The repayment issue arose in the public accounts hearing this week where the committee questioned the Department of Economic Development on R12.3m the entity irregularly spent in the past financial year.
The board had approved the irregular payments.
The auditor-general had found “the accounting authority did not take effective and appropriate steps to prevent irregular expenditure”.
The questions come 10 months after Mahlangu fired the board after it refused to move from its premises in Bramley to the Joburg CBD, where she planned to house all the department’s entities under one roof.
She gave the entity five days to give her reasons why they should not be dismissed.
The board challenged the dismissal in the Gauteng High Court, but lost the case.
In a meeting, the committee was keen to understand how the board would recoup the funds from the former board.

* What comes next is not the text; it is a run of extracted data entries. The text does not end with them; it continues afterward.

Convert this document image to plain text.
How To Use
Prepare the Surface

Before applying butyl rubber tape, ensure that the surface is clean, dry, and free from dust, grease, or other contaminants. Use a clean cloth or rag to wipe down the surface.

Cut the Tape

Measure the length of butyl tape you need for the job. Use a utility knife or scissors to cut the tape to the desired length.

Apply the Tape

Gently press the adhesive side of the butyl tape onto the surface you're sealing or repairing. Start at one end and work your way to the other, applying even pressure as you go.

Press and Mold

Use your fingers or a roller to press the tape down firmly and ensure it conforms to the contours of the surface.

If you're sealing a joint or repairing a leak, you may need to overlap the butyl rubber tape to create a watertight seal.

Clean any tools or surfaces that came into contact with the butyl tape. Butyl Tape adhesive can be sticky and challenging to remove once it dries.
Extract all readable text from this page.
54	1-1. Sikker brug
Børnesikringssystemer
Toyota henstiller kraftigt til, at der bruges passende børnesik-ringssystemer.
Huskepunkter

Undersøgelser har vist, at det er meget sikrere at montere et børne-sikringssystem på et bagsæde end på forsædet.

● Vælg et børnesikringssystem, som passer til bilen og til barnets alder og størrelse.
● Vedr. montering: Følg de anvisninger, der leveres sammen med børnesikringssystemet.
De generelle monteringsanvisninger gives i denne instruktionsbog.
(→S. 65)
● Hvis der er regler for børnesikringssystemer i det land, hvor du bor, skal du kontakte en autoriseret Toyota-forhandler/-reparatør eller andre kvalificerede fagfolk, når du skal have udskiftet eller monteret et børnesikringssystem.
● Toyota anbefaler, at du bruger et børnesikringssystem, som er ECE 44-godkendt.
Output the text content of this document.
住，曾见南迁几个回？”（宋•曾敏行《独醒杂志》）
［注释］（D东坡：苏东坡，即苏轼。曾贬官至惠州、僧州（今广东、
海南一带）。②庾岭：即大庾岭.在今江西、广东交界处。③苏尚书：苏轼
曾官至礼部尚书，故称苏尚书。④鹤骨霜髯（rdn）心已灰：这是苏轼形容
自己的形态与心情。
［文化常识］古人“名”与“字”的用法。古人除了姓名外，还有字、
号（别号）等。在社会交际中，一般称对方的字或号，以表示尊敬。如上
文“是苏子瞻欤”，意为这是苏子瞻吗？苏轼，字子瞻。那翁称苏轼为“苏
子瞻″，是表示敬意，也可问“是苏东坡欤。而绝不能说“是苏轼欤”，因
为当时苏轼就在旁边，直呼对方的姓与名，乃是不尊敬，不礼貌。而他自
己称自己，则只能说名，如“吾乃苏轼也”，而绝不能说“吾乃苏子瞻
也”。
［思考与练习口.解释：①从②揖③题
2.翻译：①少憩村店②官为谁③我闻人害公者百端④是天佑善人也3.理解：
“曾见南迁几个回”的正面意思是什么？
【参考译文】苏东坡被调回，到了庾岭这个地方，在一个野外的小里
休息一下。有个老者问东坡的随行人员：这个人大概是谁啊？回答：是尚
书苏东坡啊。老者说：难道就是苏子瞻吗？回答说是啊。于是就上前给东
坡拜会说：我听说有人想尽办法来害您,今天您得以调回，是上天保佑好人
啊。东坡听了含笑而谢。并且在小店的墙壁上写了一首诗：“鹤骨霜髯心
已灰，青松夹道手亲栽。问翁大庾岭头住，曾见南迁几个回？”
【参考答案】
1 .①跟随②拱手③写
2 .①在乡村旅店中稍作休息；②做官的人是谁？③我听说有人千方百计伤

In a response to the committee this week, the department said the investigation was still under way.
Once complete, the entity would provide the committee with a report.
Chuene, speaking to The Sunday Independent, would not say if the board would repay the funds.
“We can’t pre-empt the outcome of the investigation, it would depend on the recommendations made to the board,” he said.
The forensic audit was not yet under way and would begin in the next week.
The board would approach the provincial treasury for assistance.
“The process as to when it would be complete would depend on the availability of the officials assigned,” said Chuene.
He expected the matter to be finalised in the first quarter of next year.
The committee has also asked for details of the traders who were issued with licences after the board was dissolved.
These licences would be invalid, as the board didn’t have the authority to grant them.
And it wants the entity to explain what action was taken against the acting CEO for remunerating members of the board whose services were terminated.
The entity and the department have to respond to the outstanding questions by next week.
The department’s submission to Scopa explained that the investigation would look into board member fees and whether the money in that period was appropriately spent – whether the board fees were paid in line with regulations and policies.
It will also investigate whether the R1.2m the board spent on legal fees challenging the MEC was appropriate and establish whether there were grounds for charges of misconduct against the former board.
And it will probe whether the board complied with regulations in appointing the chief operations officer as the acting CEO during the 2011/2012 financial year.
According to the submission, the forensic auditors will produce an outcome report with recommendations on how the administrator and acting CEO should proceed with the matter.
The dissolved board had only lasted for nine months.
According to the board’s annual report, the R12.3m that makes up the irregular expenditure includes R412 000 paid to the board for convening board meetings after their term of office was terminated; R1m for their legal fees in challenging the MEC’s decision to dismiss them; R5.3m in costs that were approved by the chief operations officer when he was appointed as acting CEO by the board; and R7m in payments that the chairman of the board approved after the board’s contract was terminated.
“The legal fees that are being paid for the court applications are not to assist the board in executing their function, or to promote the interest of the board.
“These expenses will not form part of the planned expenditure estimates and therefore the board would not have budgeted for these expenses.”
Chuene said the entity was in the process of shortlisting new board members.
“The appointment will be at the discretion of the MEC.
“Everybody understands the need as a matter of urgency.
“Based on the way things are moving, it should be finalised in the first quarter of next year,” he said.